As coisas boas que ficaram

Abri um daqueles aplicativos que servem só para a gente lembrar do que não deve, como sempre fazia, todos os dias. Até então, tudo em ordem. Já fazia um tempo que não mantínhamos contato, entre um ou outro comentário sobre o que compartilhávamos. Maturidade – pensava eu. A vida é assim mesmo, ela segue e nós também.  Sem rancor, sem mágoa, sem necessidade de ofender ou excluir uma pessoa de vez da vida. Mas não naquele dia. Aquele dia havia um nome diferente marcado. Tudo bem, é uma amiga – pensei. Nada demais. E mesmo que tivesse: tudo bem. Maturidade. Maturidade. Maturidade. Repeti várias vezes para ver se entrava no cérebro. Vida que segue.

Mais alguns dias passaram, acordei vendo algo tão a sua cara. Ri sozinha, pois imaginei você dizendo exatamente as mesmas coisas. Um pouco rebelde, como se soubesse de tudo da vida e não precisasse de mais ninguém. Na noite anterior, havia lembrado coisas que passamos e o quanto tinha sido legal. As pessoas chegam, nos ensinam coisas e se vão. É o ciclo. Ainda assim, resolvi te marcar na postagem, afinal de contas, nada demais. Maturidade.

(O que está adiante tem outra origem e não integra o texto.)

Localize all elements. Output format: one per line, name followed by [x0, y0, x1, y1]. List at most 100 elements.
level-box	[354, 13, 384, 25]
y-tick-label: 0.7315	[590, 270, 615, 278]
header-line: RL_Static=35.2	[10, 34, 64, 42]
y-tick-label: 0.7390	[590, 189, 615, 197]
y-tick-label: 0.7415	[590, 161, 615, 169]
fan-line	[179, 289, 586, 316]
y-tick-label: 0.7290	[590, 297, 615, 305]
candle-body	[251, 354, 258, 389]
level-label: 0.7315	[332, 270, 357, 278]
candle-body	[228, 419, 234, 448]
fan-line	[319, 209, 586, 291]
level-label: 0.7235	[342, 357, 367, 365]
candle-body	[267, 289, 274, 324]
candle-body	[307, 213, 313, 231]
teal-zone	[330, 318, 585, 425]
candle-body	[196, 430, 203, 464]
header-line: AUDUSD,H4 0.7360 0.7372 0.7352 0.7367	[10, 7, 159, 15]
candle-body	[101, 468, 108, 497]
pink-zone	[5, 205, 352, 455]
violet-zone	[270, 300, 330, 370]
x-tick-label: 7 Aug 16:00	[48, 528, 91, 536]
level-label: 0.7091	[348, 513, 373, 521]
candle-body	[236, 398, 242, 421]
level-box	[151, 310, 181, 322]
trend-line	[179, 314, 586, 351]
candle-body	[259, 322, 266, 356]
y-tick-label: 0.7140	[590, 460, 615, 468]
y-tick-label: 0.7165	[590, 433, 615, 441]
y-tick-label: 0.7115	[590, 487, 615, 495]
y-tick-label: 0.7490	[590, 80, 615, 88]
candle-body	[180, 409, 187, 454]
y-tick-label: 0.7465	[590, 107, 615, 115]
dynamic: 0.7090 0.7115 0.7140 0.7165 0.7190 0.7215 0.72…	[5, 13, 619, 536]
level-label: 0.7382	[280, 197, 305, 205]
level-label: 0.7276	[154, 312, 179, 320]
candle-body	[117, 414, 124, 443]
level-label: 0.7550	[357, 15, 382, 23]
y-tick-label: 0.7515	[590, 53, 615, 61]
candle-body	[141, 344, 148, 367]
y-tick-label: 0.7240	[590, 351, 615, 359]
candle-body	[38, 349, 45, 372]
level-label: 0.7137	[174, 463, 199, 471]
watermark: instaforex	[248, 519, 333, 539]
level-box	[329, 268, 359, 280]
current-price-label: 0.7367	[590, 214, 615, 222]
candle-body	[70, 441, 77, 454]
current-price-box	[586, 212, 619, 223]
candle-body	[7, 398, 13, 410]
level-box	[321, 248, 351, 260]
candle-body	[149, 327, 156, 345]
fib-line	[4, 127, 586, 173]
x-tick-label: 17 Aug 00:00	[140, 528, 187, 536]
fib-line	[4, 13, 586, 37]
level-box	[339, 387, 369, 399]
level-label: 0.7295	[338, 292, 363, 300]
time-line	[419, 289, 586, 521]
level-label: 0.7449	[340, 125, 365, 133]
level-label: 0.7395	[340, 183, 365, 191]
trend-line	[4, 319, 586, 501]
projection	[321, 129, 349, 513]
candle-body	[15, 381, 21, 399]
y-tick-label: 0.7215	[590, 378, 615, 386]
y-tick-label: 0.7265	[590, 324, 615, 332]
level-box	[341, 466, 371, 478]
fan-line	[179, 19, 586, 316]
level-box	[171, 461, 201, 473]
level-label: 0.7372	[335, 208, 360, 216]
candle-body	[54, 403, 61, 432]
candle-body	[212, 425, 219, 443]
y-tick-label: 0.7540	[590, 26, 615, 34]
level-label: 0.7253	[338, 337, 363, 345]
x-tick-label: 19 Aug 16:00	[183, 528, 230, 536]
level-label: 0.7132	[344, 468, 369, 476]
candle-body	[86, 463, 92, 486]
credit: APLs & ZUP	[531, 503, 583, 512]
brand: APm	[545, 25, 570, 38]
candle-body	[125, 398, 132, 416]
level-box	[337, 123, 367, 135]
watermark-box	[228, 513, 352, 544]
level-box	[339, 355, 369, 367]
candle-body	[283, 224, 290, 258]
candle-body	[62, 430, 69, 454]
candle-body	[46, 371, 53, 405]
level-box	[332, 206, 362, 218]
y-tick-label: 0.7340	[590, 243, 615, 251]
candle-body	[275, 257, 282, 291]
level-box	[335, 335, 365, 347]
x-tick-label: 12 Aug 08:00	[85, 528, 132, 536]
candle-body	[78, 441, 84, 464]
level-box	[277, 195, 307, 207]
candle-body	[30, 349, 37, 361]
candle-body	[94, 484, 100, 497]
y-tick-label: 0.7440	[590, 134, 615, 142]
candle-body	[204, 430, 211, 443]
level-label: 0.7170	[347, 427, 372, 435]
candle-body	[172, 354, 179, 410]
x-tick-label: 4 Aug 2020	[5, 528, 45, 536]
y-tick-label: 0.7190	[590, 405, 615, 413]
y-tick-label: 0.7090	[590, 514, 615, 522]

Só algo para lembrar que mesmo sem contato, as coisas boas ficaram. As risadas sobre o modo como te conheço.

Poucos minutos depois, abri novamente aquele aplicativo, o histórico onde nos mantém informados sobre como anda a vida das pessoas. Ergui as sobrancelhas como alguém que encontra o que não esperava. E pelo leve rebuliço que senti no estômago, provavelmente algo que minha mente preferia não ter visto. Era a sua inicial com a de outra pessoa… e um coração. Paralisei por dois segundos. Fui tentada a abrir novamente, mas me recusei. Bloqueei a tela do celular e fui à minha rotina matinal, como se nada tivesse acontecido. Escovei os dentes, lavei o rosto, tirei o pijama, como todos os outros dias. Mas entre uma dobra e outra da coberta, enquanto arrumava a cama, me vi conversando comigo mesma em mente. Dizia ou ouvia uma voz muito distante falando que já havíamos tido essa conversa antes. Vida que segue. E eu segui.

Atrasada como sempre, eu fui para a faculdade. Conversei com as pessoas como se não houvesse algo bem no fundinho me cutucando, como se eu precisasse rever o porquê aquilo ainda mexia comigo. “Por quê?”, perguntava. “Já não faz mais sentido, não entendo”. E entre uma discussão e outra na sala de aula, me vi com o celular na mão, com toda a minha habilidade em stalkear pessoas. Já sabia da onde era, onde mora, seus infinitos comentários na rede social e que era tão bonita quanto você merecia. Exatamente da forma que gostava. O leve embrulho no estômago não aumentou, mas também não parou.